Now, in most cases, nice patterns like this do not occur. Then, you're left with the rational roots theorem. From the fact that our lead coefficient is $2$ and our constant term is $4$, we conclude that any linear factor will correspond to a zero of the form $\pm\frac{p}{q}$, where $p$ is a factor of $4$ and $q$ is a factor of $2$. That gives us a few options: $\pm 4, \pm 2, \pm 1, \pm \frac12$. Trying a few of these, we see that plugging in $x=\frac12$ actually produces a value of $0$. That tells us that $(x-\frac12)$ is a factor, or clearing denominators, $(2x-1)$. You can now factor this linear piece out by long division, and end up just where we were after factoring by grouping.
A: The question slightly wrong in my opinion. Please try multiplying the factors or the eqn. and lets see if you will get back the original question.

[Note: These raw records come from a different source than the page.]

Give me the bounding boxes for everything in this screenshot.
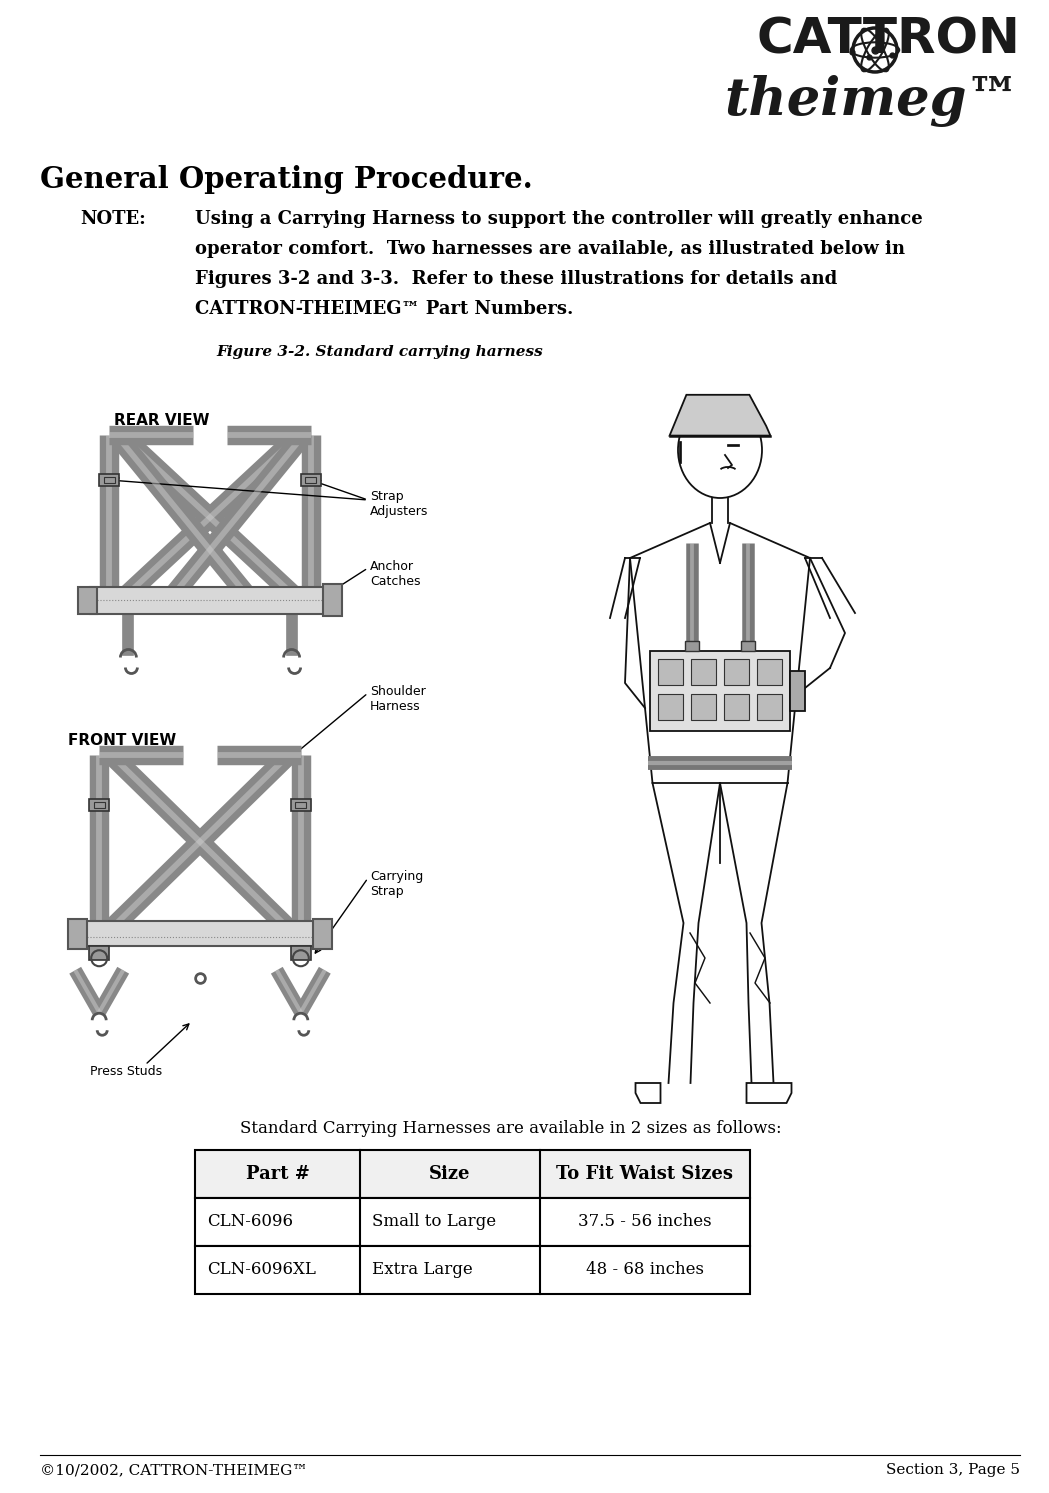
Text: Press Studs: Press Studs <box>90 1065 163 1078</box>
Text: 48 - 68 inches: 48 - 68 inches <box>586 1262 704 1278</box>
Text: Using a Carrying Harness to support the controller will greatly enhance: Using a Carrying Harness to support the … <box>195 211 923 228</box>
Text: CLN-6096: CLN-6096 <box>207 1214 293 1230</box>
Bar <box>195 1197 750 1247</box>
Bar <box>724 658 749 685</box>
Bar <box>90 587 330 614</box>
Bar <box>80 921 320 947</box>
Bar <box>295 802 306 808</box>
Text: Size: Size <box>429 1165 471 1182</box>
Bar <box>78 587 98 614</box>
Text: Part #: Part # <box>245 1165 309 1182</box>
Bar <box>650 651 790 732</box>
Text: Standard Carrying Harnesses are available in 2 sizes as follows:: Standard Carrying Harnesses are availabl… <box>240 1120 782 1138</box>
Bar <box>89 799 109 811</box>
Text: Carrying
Strap: Carrying Strap <box>370 870 423 897</box>
Bar <box>100 473 119 487</box>
Bar <box>291 947 311 960</box>
Text: CLN-6096XL: CLN-6096XL <box>207 1262 316 1278</box>
Text: 37.5 - 56 inches: 37.5 - 56 inches <box>578 1214 712 1230</box>
Bar <box>313 918 331 948</box>
Text: Small to Large: Small to Large <box>372 1214 496 1230</box>
Text: Section 3, Page 5: Section 3, Page 5 <box>886 1463 1020 1477</box>
Text: General Operating Procedure.: General Operating Procedure. <box>40 166 533 194</box>
Text: NOTE:: NOTE: <box>80 211 146 228</box>
Text: To Fit Waist Sizes: To Fit Waist Sizes <box>557 1165 733 1182</box>
Text: Extra Large: Extra Large <box>372 1262 473 1278</box>
Bar <box>291 799 311 811</box>
Bar <box>68 918 87 948</box>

The correct equation is $P(x): 2x^5-x^4-10x^3+5x^2+8x-4$
Group and Factorize: $(2x^5-x^4) (-10x^3+5x^2) (8x-4) =0$
                 $x^4(2x-1)   -5x^2(2x-1)  4(2x-1)$

        Factor out $(2x-1)$ then we have $x^4-5x^2+4$

Our first factor of the equation is $(2x-1)$
This looks like a quadratic form but our first coefficient has 4th degree
look let's expand $x^4-5x^2+4$ and we have $(x^2-4)$ and $(x^2-1)$. $-4$ and $-1$ when added will be $-4-1 = -5$ and when multiply $-4x-1 = 4. x^2 x x^2 = x^4$
so its just splitting them and distributing them on $-4$ and $-1$ which are the product of the constant and sum of the middle term.
Now with $(x^2-4)$ and $(x^2-1)$ we can have $(x-2) (x+2)$ and $(x-1) (x+1)$.
so our final factors of the polynomial are $(2x-1) (x-2) (x+2) (x-1) (x+1)$
Therefore; the zeros of the polynomial are $1/2, 2, -2, 1, -1$.